Secondo i Giudici di legittimità, giustamente, la Corte di Appello aveva ritenuto che sussistessero tutti gli elementi che concorrono ad individuare la fattispecie in questione, ovvero: una serie di comportamenti persecutori e vessatori posti in essere contro la vittima in modo sistematico e prolungato nel tempo, direttamente da parte del datore di lavoro o anche da parte degli altri dipendenti, sottoposti al potere direttivo del primo; l’evento lesivo della salute, della personalità o della dignità del dipendente; il nesso eziologico tra la descritte condotte e il pregiudizio subito dalla vittima nella propria integrità psico-fisica e/o nella propria dignità; l’elemento soggettivo, ovvero il fine persecutorio unificante di tutti i comportamenti lesivi, desumibile anche ab extrinseco dall’uso abnorme del potere direttivo e di conformazione della prestazione.
I colleghi mi vessano, è mobbing datoriale.

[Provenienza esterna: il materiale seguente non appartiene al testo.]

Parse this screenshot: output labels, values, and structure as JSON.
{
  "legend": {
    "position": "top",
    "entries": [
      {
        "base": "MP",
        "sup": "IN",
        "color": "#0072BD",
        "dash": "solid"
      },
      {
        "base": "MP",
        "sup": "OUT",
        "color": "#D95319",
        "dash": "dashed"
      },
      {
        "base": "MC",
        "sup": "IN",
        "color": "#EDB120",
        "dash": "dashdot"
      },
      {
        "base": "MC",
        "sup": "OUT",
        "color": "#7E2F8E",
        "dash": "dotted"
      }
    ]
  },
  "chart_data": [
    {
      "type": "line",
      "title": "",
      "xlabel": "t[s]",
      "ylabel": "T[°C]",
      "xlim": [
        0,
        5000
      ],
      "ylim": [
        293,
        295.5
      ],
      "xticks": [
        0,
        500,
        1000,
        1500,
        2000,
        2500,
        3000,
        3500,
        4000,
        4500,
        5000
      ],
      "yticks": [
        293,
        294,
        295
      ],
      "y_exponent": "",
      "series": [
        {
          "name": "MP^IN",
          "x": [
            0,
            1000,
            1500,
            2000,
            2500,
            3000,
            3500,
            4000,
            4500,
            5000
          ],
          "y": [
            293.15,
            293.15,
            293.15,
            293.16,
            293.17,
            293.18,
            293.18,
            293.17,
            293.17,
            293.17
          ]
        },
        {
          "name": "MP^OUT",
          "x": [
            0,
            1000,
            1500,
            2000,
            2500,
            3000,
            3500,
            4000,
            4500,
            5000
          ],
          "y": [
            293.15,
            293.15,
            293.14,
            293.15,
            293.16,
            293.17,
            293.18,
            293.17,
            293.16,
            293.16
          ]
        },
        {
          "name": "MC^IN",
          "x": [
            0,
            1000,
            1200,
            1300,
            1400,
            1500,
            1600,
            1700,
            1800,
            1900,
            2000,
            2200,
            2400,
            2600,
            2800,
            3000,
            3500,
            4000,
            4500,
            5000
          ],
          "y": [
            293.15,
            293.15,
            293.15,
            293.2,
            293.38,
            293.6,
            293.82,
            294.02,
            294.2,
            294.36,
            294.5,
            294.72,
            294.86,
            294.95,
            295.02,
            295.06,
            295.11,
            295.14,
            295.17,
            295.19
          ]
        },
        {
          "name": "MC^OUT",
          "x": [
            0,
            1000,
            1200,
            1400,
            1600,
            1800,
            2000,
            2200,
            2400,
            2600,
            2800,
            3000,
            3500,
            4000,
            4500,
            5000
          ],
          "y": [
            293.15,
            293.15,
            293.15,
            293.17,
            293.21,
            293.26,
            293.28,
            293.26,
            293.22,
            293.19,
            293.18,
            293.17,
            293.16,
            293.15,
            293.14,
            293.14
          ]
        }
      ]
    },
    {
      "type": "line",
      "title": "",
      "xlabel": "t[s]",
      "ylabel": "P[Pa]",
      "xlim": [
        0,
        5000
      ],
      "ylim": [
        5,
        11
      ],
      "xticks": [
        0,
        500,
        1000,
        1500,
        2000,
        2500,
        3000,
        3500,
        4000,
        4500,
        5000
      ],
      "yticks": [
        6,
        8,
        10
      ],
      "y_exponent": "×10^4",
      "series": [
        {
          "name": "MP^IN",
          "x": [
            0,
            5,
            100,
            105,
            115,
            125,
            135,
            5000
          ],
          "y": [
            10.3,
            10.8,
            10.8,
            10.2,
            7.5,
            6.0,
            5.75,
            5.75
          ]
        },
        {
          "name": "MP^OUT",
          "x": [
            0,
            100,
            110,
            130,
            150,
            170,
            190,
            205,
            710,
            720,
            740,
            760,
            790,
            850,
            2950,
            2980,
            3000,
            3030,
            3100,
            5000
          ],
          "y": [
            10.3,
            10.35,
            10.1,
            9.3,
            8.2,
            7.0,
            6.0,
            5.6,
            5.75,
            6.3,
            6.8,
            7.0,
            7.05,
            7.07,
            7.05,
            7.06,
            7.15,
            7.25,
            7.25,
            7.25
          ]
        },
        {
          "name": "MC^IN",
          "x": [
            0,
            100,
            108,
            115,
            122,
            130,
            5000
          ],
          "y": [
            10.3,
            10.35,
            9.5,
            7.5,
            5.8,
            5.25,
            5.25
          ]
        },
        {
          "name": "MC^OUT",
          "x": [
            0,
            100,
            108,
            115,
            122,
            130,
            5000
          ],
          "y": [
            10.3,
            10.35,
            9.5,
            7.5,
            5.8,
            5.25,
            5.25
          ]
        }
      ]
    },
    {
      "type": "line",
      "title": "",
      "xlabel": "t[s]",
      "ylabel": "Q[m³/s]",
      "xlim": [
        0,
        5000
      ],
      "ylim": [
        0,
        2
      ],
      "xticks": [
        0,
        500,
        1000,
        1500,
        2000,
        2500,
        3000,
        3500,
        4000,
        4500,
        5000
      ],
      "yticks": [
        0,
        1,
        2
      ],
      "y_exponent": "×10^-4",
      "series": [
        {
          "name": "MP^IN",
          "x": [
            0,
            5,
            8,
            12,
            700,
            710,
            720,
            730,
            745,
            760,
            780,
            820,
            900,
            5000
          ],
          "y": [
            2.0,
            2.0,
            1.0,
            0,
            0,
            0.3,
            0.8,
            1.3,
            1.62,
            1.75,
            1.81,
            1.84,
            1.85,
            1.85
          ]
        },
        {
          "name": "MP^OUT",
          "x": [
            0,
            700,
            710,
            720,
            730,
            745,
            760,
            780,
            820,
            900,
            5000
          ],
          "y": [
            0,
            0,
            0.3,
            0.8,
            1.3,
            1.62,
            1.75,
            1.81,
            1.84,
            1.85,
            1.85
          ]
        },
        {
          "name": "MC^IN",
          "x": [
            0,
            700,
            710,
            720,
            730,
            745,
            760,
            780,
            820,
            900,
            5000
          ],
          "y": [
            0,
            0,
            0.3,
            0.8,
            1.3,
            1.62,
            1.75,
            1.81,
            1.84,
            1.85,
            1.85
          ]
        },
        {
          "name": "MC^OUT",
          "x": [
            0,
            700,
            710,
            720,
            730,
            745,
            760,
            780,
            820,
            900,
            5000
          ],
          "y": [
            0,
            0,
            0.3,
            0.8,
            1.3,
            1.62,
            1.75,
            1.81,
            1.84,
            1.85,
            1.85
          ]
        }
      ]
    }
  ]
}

I Giudici di legittimità, dunque, confermano che ad integrare una condotta di mobbing datoriale possa essere anche il comportamento vessatorio di colleghi di lavoro, “ove questo sia rimasto colpevolmente inerte nella rimozione del fatto lesivo o delle condizioni ambientali che lo rendono possibile o le abbia addirittura determinate, considerato che anche l’aspetto umano fa parte dell’ ambiente di lavoro nell’ambito del quale opera il dovere di protezione previsto dall’art. 2087 c.c., e che l’ascrivibilità al datore di lavoro dell’organizzazione dell’impresa anche sotto il profilo del personale ne determina la fonte autonoma di responsabilità costituita dall’art. 2049 cod. civ.”